The Forand bill did raise awareness of the plight of the elderly in this country. A special Senate subcommittee on aging was created, headed by Democratic Sen. Pat McNamara from Michigan. Between 1959-1961, a series of public hearings on aging were held in 38 cities across the country. Awareness of issues for older adults, especially health insurance, increased.

Two approaches to providing coverage for the elderly emerged. The Forand Social Security approach aimed at covering health costs for all elderly adults to be funded by additional Social Security taxes. A second welfare approach intended coverage for those over 65 who could not pay for medical expenses themselves. It would be funded by federal income taxes and state taxes. The Social Security approach covered hospitalization, nursing homes and surgical care, while the welfare approach extended coverage to physicians’ services, dental care, drugs and hospital expenses.

Aware that the political climate was changing and passage of some type of Medicare legislation was in the offing, congressional conservatives—including Robert Kerr of Oklahoma and Wilbur Mills of Arkansas—came up with a bill that proposed to expand federal aid to states that were already providing medical care insurance to poor older adults. Endorsed by the AMA, the bill passed and was signed by President Dwight D. Eisenhower in 1958. However, the legislation had limited success. A number of states never participated in the program and, by 1965, the five large states—California, New York, Michigan, Massachusetts and Pennsylvania—used almost 90% of the Kerr-Mill funds.

When John F. Kennedy ran for president in 1960, Medicare legislation became an important part of his 1960 campaign. Enactment of healthcare for older adults by the end of the year was one of the goals set out in Kennedy’s New Frontier State of the Union address. However, political issues and the pressure for Kennedy to achieve legislative success in other areas prevented his Medicare bill from coming to the floor. Again, the AMA opposed the bill and mounted a campaign to prevent its passage during Kennedy’s short presidency.

Passage of Medicare under LBJ

Lyndon Baines Johnson’s landslide victory into the White House in 1964, a year after the assassination of President Kennedy, also gave him large Democratic majorities in the House of Representatives and Senate.

Some type of healthcare insurance for the elderly was inevitable. Disparate groups wanted to become part of the action. John Byrnes, the ranking Republican on the House Ways and Means Committee proposed a bill that would provide voluntary health insurance for older adults. The AMA offered its own proposal, Eldercare, to be implemented by states. By February 1965, three different proposals were before Congress: the King-Anderson bill, the Byrnes Republican proposal and the AMA Eldercare proposal. By February 1965, three proposals were on the table.

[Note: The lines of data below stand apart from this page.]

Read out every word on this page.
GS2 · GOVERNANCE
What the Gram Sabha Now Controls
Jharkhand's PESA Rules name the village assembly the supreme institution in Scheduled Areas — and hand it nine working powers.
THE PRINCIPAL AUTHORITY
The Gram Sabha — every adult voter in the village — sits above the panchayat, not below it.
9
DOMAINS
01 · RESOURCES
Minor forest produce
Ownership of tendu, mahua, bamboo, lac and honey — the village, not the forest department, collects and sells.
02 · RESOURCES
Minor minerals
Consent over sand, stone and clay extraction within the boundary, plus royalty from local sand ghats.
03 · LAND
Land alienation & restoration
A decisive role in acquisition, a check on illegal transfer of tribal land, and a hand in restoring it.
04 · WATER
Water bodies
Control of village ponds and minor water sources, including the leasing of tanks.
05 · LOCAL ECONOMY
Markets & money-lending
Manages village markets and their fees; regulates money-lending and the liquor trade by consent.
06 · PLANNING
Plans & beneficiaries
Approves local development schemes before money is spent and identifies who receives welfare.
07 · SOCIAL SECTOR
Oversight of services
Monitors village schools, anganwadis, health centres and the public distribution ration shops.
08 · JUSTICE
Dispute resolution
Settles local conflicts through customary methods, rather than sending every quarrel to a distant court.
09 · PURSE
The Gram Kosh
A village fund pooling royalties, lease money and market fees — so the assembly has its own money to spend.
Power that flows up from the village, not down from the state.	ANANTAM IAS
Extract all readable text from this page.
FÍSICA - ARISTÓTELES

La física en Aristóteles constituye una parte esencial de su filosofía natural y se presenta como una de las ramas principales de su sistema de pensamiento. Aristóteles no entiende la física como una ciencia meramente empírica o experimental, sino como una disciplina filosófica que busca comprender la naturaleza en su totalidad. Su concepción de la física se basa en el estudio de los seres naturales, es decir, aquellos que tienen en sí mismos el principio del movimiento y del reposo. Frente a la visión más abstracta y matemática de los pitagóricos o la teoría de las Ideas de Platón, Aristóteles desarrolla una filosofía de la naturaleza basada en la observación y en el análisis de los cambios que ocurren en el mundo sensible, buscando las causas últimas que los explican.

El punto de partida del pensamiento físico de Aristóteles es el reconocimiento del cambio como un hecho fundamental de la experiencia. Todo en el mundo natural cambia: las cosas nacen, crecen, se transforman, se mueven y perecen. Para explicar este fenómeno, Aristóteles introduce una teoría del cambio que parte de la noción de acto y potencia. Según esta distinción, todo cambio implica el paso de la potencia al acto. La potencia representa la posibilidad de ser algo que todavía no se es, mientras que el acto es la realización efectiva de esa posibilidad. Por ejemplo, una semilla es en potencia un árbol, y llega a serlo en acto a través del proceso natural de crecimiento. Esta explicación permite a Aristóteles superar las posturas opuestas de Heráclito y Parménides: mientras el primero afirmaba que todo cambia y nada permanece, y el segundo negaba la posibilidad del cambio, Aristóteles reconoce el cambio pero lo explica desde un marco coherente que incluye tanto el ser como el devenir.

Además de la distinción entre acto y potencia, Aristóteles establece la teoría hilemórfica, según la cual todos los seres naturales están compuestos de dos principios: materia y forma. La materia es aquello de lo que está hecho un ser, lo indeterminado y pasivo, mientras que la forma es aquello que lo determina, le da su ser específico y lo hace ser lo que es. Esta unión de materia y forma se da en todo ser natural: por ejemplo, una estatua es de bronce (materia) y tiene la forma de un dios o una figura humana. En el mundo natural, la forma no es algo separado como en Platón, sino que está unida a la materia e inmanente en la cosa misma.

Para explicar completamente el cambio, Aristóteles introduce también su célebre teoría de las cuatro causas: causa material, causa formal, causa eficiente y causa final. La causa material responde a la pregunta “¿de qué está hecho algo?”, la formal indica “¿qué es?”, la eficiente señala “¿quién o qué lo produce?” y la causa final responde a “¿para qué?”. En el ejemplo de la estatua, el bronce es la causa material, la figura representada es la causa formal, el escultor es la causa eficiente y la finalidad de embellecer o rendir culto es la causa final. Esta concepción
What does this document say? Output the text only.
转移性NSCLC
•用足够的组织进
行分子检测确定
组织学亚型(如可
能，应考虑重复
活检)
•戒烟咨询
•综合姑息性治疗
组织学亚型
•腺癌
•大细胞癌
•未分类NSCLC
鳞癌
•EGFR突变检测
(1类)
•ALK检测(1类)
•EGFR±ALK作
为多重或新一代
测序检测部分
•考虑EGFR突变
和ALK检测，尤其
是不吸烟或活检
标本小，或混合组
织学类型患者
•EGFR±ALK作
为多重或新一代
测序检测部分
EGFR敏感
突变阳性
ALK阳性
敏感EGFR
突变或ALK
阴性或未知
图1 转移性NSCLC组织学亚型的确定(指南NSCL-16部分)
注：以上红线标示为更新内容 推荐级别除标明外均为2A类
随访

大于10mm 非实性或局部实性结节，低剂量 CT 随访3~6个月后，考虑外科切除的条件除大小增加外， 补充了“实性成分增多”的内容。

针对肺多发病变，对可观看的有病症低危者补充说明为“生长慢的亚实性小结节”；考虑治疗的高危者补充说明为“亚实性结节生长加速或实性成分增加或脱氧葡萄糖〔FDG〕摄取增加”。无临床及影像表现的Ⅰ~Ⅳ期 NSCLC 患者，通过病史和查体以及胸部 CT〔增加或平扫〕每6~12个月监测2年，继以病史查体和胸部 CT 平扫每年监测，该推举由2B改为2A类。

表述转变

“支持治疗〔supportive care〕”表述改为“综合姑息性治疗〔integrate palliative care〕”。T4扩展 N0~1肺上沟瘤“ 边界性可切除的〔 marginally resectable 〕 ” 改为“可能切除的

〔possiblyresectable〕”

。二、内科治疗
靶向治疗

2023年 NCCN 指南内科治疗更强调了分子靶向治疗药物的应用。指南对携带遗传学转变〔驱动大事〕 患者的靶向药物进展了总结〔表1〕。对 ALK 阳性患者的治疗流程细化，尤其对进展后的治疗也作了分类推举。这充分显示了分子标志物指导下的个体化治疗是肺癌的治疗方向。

After much negotiation, a 296-page Medicare bill compromise was presented to Congress in March 1965 that included aspects of all three bills. The bill proposed that two amendments be made to the existing Social Security legislation: Title 18 (Medicare) and Title 19 (Medicaid). Triumphant passage of Medicare and Medicaid took place in Independence, Mo., on July 30, 1965 in honor of President Truman’s advocacy for this type of legislation.